Ambassador Shapiro Tells Minister Shaked: U.S. Concerned by 'NGO Transparency Bill'

Shapiro makes it clear to the justice minister that, in contrast to her assertions, the bill has no similarity whatsoever to any legislation in the United States.

Hadas Parush/Flash90/JTA

United States Ambassador to Israel Dan Shapiro has expressed his government’s concerns over potential adverse effects of the "NGO transparency bill" that Justice Minister Ayelet Shaked is pushing through the Knesset in a meeting he held with her Sunday.

The bill would require Israeli NGOs that receive a majority of their funding from foreign governments to be labeled as such when in the Knesset. A senior American official remarked that Shapiro made it clear to Shaked that in contrast to her assertions, the bill has no similarity whatsoever to any legislation in the United States.

Shaked’s bill passed through the Ministerial Committee for Legislation a few weeks ago and is now being debated in the Knesset. The meeting between Shapiro and Shaked followed other meetings the ambassador has had in recent weeks with Foreign Ministry and Prime Minister’s Office officials, in which he informed them that the United States is dissatisfied with this bill. The ambassadors of Germany, the United Kingdom, France, the Netherlands and the European Union have conveyed similar messages reached Shaked and the PMO.

On Monday, the U.S. embassy issued a highly irregular statement regarding the Shapiro-Shaked meeting.

“Among the topics discussed was the government’s draft NGO bill, which would require Israeli NGOs who receive a majority of their funding from foreign governments to be labeled as such,” stated the announcement. “Ambassador Shapiro sought more information about the draft legislation from the Minister, and noted the U.S. government’s concerns on the matter.”

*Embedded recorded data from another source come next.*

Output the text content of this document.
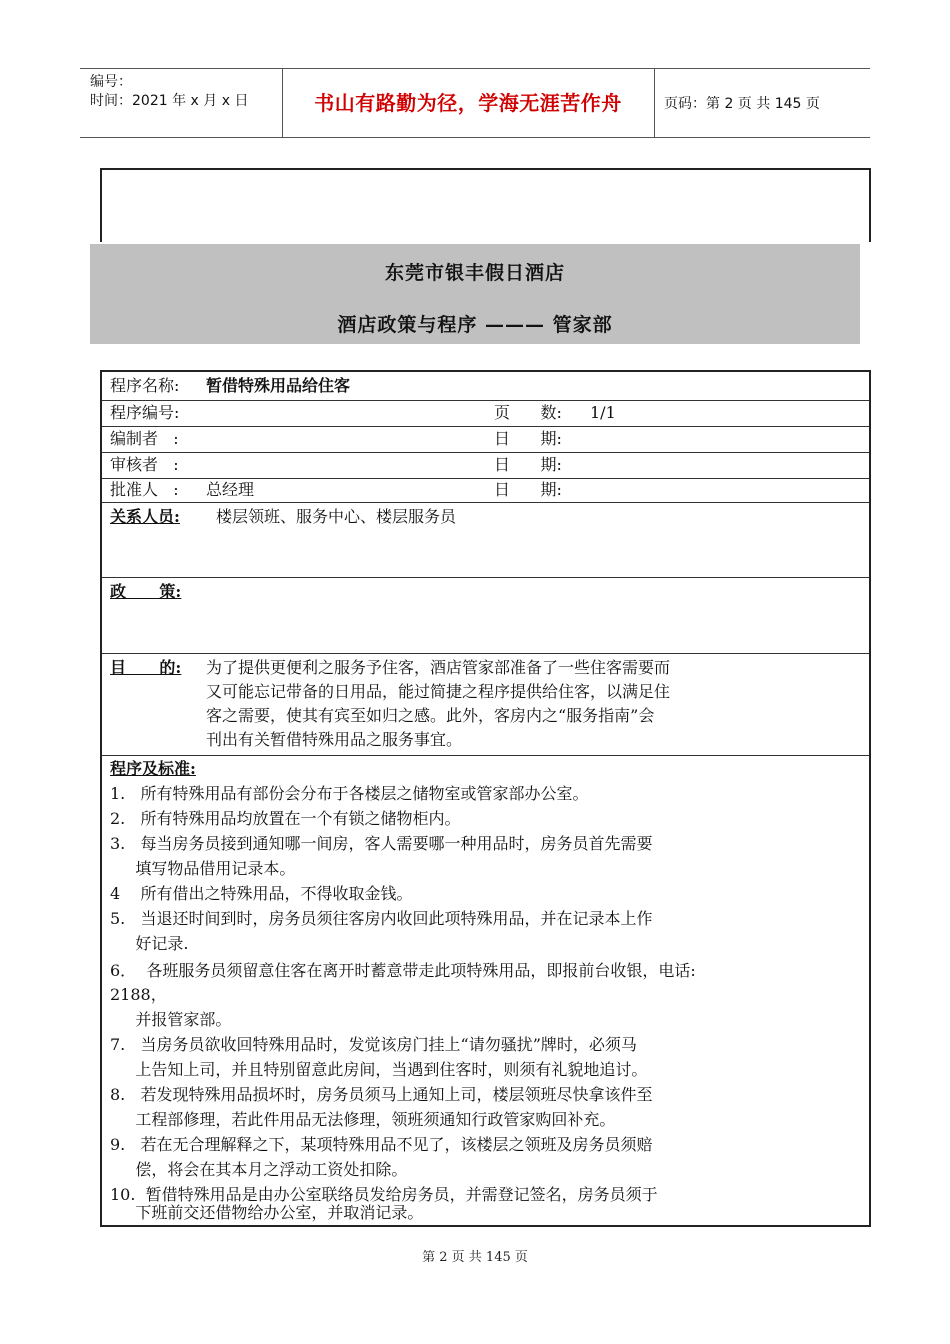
编号：
时间：2021 年 x 月 x 日	书山有路勤为径，学海无涯苦作舟	页码：第 2 页 共 145 页
东莞市银丰假日酒店
酒店政策与程序 ——— 管家部
程序名称: 暂借特殊用品给住客
程序编号:	页      数: 1/1
编制者   :	日      期:
审核者   :	日      期:
批准人   : 总经理	日      期:
关系人员: 楼层领班、服务中心、楼层服务员
政      策:
目      的: 为了提供更便利之服务予住客，酒店管家部准备了一些住客需要而
又可能忘记带备的日用品，能过简捷之程序提供给住客，以满足住
客之需要，使其有宾至如归之感。此外，客房内之“服务指南”会
刊出有关暂借特殊用品之服务事宜。
程序及标准:
1.   所有特殊用品有部份会分布于各楼层之储物室或管家部办公室。
2.   所有特殊用品均放置在一个有锁之储物柜内。
3.   每当房务员接到通知哪一间房，客人需要哪一种用品时，房务员首先需要
填写物品借用记录本。
4    所有借出之特殊用品，不得收取金钱。
5.   当退还时间到时，房务员须往客房内收回此项特殊用品，并在记录本上作
好记录.
6．  各班服务员须留意住客在离开时蓄意带走此项特殊用品，即报前台收银，电话:
2188，
并报管家部。
7.   当房务员欲收回特殊用品时，发觉该房门挂上“请勿骚扰”牌时，必须马
上告知上司，并且特别留意此房间，当遇到住客时，则须有礼貌地追讨。
8.   若发现特殊用品损坏时，房务员须马上通知上司，楼层领班尽快拿该件至
工程部修理，若此件用品无法修理，领班须通知行政管家购回补充。
9.   若在无合理解释之下，某项特殊用品不见了，该楼层之领班及房务员须赔
偿，将会在其本月之浮动工资处扣除。
10.  暂借特殊用品是由办公室联络员发给房务员，并需登记签名，房务员须于
下班前交还借物给办公室，并取消记录。
第 2 页 共 145 页
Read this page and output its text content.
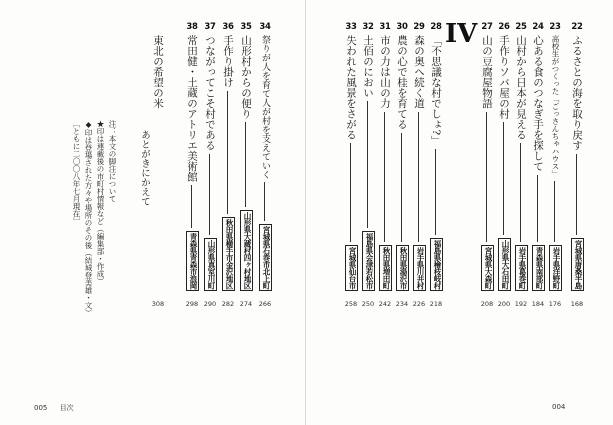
IV	22
ふるさとの海を取り戻す
宮城県唐桑半島
168
23
高校生がつくった「ごっさんちゃハウス」
岩手県洋野町
176
24
心ある食のつなぎ手を探して
青森県南部町
184
25
山村から日本が見える
岩手県葛巻町
192
26
手作りソバ屋の村
山形県大石田町
200
27
山の豆腐屋物語
宮城県大森町
208
28
「不思議な村でしょ?」
福島県檜枝岐村
218
29
森の奥へ続く道
岩手県川井村
226
30
農の心で桂を育てる
秋田県湯沢市
234
31
市の力は山の力
秋田県増田町
242
32
土佰のにおい
福島県会津若松市
250
33
失われた風景をさがる
宮城県仙台市
258
34
祭りが人を育て人が村を支えていく
宮城県石巻市北上町
266
35
山形村からの便り
山形県大蔵村四ヶ村地区
274
36
手作り掛け
秋田県横手市金沢地区
282
37
つながってこそ村である
山形県真室川町
290
38
常田健・土蔵のアトリエ美術館
青森県青森市浪岡
298
東北の希望の米
308
あとがきにかえて
注：本文の脚注について
★印は連載後の市町村情報など（編集部・作成）
◆印は登場された方々や場所のその後（結城登美雄・文）
［ともに二〇〇八年七月現在］
005 目次	004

The U.S. embassy further stated: “The Ambassador noted that Israel is a strong and vibrant democracy, which gives substantial voice to all points of view and promotes a thriving, transparent civil society.  He reiterated the United States’ view that such a free and functioning civil society is an essential element of a healthy democracy, and that governments must protect free expression and peaceful dissent and create an atmosphere where all voices can be heard.”

A senior U.S, official remarked that one of the goals of the meeting was to respond to claims that Shaked has made in recent weeks that her bill is no different from the American’s foreign agent law. Shapiro told Shaked there is absolutely no similarity between the two.

The U.S. embassy issued an additional statement in which it provided information about the differences between the American law and the justice minister’s bill. It noted that the U.S. law does not put any limitations or additional demands of transparency on NGOs that receive donations from abroad “other than those generally applicable” to all American citizens.

“In contrast, the draft Israeli law would target NGOs simply because they are funded principally by foreign government entities. That is not how the Foreign Agents Registration Act (FARA) works,” the embassy remarked. “FARA requires individuals or organizations to register as foreign agents only if they engage in certain specified activities at the order, request, or under the direction or control, of a foreign principal – not simply by receiving contributions from such an entity.  As a result, it does not create the chilling effect on NGO activities that we are concerned about in reviewing the draft Israeli NGO law.”

The embassy statement ended by saying "Ambassador Shapiro and Minister Shaked agreed to continue their dialogue on this and other issues of mutual concern."